Don't Build a Functional MVP, Build a Responsive Prototype

A prototype is a tool allowing you to test, refine, and validate the functionality of your idea. It opens the door for feedback from the market and addresses key challenges that may not have surfaced until much later.

Don't Build a Functional MVP, Build a Responsive Prototype
Credit @golimitless

If you want to bring raise your chances of launching a successful product, don't waste your time and money building a functioning MVP.

An MVP is supposed to be the smallest product imaginable with just enough features to satisfy early customers and provide feedback for future products. It is a balance between competing priorities such as features, time-to-market, and risk factors. Sounds great, right?

If MVPs are so effective, why don't more people build them?

Here are some ways MVPs fall short in solving problems for a user base and how they make life difficult for a founder.

  • Narrow delivery of big problems can miss the market need.
  • Loss of money working on features, even minimal ones.
  • If unprepared, upgrades can too much time, disengaging users.
  • You have skipped building a user-centered product.
  • Today's users have higher expectations of products, design, and functionality.

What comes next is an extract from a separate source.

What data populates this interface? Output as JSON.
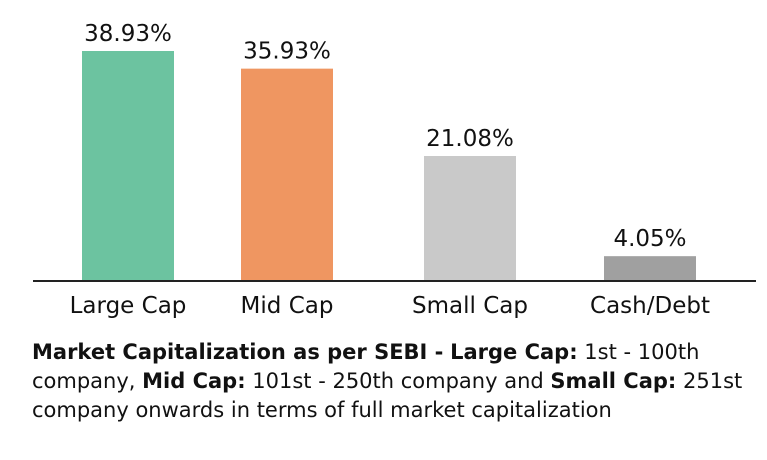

Instead of building that MVP, build a prototype. A prototype is not the "Minimum Viable Product", and it's definitely not a fully functioning version of your product with all its bells and whistles.

Prototypes are the visual representation of your future product.

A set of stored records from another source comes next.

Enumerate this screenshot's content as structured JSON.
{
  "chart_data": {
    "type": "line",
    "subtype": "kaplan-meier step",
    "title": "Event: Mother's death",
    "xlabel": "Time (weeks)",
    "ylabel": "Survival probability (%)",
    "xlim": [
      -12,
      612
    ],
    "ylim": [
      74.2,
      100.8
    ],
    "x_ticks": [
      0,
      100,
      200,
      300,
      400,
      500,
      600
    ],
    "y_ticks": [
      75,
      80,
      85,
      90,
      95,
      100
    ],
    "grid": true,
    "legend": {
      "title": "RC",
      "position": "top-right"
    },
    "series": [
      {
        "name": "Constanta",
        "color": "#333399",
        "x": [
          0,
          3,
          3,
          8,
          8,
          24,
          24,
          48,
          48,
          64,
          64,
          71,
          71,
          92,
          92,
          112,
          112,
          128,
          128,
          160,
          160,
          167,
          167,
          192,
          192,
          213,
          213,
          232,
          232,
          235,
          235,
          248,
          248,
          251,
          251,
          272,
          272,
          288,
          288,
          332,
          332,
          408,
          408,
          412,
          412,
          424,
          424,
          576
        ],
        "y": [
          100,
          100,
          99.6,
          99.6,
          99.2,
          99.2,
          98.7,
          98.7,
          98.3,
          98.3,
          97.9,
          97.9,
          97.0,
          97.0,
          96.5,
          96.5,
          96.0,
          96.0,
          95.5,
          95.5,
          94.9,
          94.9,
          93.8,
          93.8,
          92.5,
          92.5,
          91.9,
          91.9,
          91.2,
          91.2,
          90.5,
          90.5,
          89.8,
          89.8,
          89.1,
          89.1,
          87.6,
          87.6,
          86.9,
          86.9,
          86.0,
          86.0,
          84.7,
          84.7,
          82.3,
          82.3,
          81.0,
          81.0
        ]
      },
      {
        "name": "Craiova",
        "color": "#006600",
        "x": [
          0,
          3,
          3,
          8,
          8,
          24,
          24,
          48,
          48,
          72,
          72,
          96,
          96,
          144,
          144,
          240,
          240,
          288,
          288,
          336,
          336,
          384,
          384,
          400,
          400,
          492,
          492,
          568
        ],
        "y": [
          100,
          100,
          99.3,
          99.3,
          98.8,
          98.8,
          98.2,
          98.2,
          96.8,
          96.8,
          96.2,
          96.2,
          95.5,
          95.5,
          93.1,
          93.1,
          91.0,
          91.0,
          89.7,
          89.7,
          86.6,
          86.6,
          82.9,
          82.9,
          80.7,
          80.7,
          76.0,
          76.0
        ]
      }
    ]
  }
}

It's more visual and responsive, allowing potential users to click around and feel it out what you envision the product to be.

A prototype can be simple—a handful of wireframes connected together perhaps. And it doesn't have to work (though it shouldn't be broken). The most important thing about a prototype is that it must be testable—whether with users or as an internal tool for yourself and other team members to make decisions about your product.

Prototypes should never be built to fulfill a set of features. They should live and die by their usability. It should be easy for you to make changes to them based on user feedback because if you can't make those changes, you're going to have a bad time getting users from your prototype into production.

This is why I want to share this with you.

Prototypes can drastically improve your chances of success by putting usability above all else.

Allowing users to interact with your prototype also means that you get sensor feedback as well as behavioral data, which allows you to test the viability of your product idea and build empathy for your users.

Here are some ways how prototypes can be the key to unlocking a product's opportunity within a market.

  • Testing of usability gives way to building a more human-centered product. One that people will both enjoy and appreciate
  • With minimal effort or time, you can refine functionality within the prototype based on feedback.
  • Visuals of a product are a powerful signal of action to your market, audience, and potential investors. You now have the "pitch" of your product vision.
  • Describing your product will be much easier without the restriction of feature sets. This gives way for stronger marketing efforts.

A prototype is a tool allowing you to test, refine, and validate the functionality of your idea. It opens the door for feedback from the market and addresses key challenges that may not have surfaced until much later.